El Jardín de las Flores

  • Le bonheur de vivre de Henri Matisse de 1906

¿Alguna vez os habéis preguntado lo que fascina de los jardines en flor? El olor? Los colores? Las emociones que nos transmiten?

Con su atmósfera mágica, casi como un sueño, los jardines de flores son la unión del olor y la combinación de colores, donde rosales, peonías, lirios, orquídeas y otros elementos florales simulan el efecto cromático de la paleta de un pintor: un efecto extraordinario que nos permite vivir la verdadera experiencia sensorial global.

De esta manera, el jardín de flores nos ofrece una profunda reflexión sobre la naturaleza, donde la esencia de la obra es la flor, como una metáfora de la vida que muestra la belleza de un momento, de un instante, de un fragmento de la vida.

La flor es la estrella indiscutible del jardín, a pesar de su carácter efímero.

Si se deja secar lentamente, cada flor se convierte desde el efímero en una obra de arte permanente, aunque por desgracia su esencia perfumada se haya desaparecido por completo.

Carpe diem, aprovecha el momento, disfruta del momento!
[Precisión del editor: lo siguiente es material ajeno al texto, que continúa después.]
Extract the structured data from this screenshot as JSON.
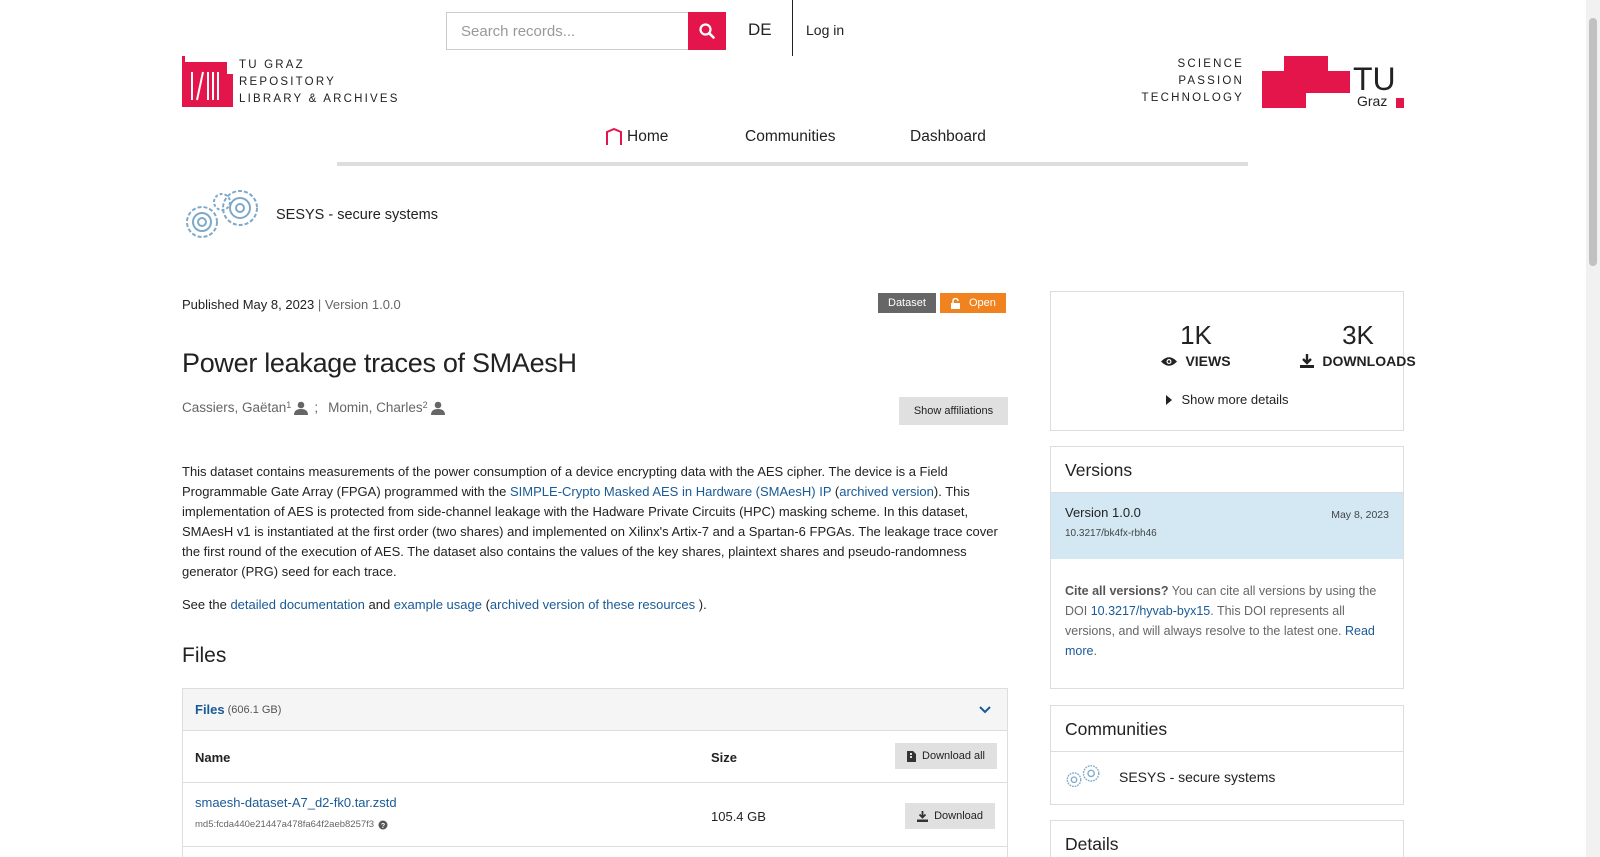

Parece sugerir el jardín de flores.

Y ese momento es tan fugaz como el aroma de una rosa o jazmín que nos envuelve a nuestro paso.
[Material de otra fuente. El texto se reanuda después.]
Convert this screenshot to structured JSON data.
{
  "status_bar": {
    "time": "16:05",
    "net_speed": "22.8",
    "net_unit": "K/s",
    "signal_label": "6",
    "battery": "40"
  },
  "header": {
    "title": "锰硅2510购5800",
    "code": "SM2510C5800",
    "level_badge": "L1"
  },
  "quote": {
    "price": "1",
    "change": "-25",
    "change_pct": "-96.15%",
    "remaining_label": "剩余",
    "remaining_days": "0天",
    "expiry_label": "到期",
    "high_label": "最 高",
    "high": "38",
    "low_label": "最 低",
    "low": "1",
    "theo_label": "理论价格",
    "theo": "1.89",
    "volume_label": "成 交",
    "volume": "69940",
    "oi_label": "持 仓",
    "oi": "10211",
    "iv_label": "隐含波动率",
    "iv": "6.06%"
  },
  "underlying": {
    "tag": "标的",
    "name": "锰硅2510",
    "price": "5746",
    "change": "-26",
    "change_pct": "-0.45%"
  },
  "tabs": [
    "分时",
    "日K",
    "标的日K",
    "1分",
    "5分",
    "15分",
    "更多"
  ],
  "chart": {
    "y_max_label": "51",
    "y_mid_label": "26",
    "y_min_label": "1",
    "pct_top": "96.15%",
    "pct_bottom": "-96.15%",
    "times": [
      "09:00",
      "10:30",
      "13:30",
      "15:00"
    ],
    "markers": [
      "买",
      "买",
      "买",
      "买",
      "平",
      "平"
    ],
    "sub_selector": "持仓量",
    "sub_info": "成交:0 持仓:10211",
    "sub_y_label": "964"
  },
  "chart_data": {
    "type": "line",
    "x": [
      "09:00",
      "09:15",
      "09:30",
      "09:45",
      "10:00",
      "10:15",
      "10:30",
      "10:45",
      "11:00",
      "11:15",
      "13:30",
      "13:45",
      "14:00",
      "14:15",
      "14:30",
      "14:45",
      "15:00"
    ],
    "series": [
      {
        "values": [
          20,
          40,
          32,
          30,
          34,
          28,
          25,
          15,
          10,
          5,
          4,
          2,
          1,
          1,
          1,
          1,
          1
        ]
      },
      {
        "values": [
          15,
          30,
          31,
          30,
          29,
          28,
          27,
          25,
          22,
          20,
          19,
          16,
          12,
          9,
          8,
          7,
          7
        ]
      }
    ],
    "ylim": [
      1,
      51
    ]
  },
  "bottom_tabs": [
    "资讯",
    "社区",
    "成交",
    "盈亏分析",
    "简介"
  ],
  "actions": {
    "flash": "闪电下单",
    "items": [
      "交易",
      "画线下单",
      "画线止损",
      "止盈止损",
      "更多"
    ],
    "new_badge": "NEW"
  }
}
Sin embargo recuerdos son despertados por el olor, por aquel olor, que es como una máquina del tiempo donde sensaciones indelebles reaparecen en nuestras mentes para despertar  emociones que creíamos desaparecidas u olvidadas para siempre.

Qué enorme abismo infranqueable separa la perfumería de los hombres al de la naturaleza!

Y no sólo por la pedante insistencia para conseguir la persistencia del olor, que está presente en todos aquellos que fabrican sustancias odoríferas y buscan complacer a muchos de aquellos que necesitan identificarse con un logotipo.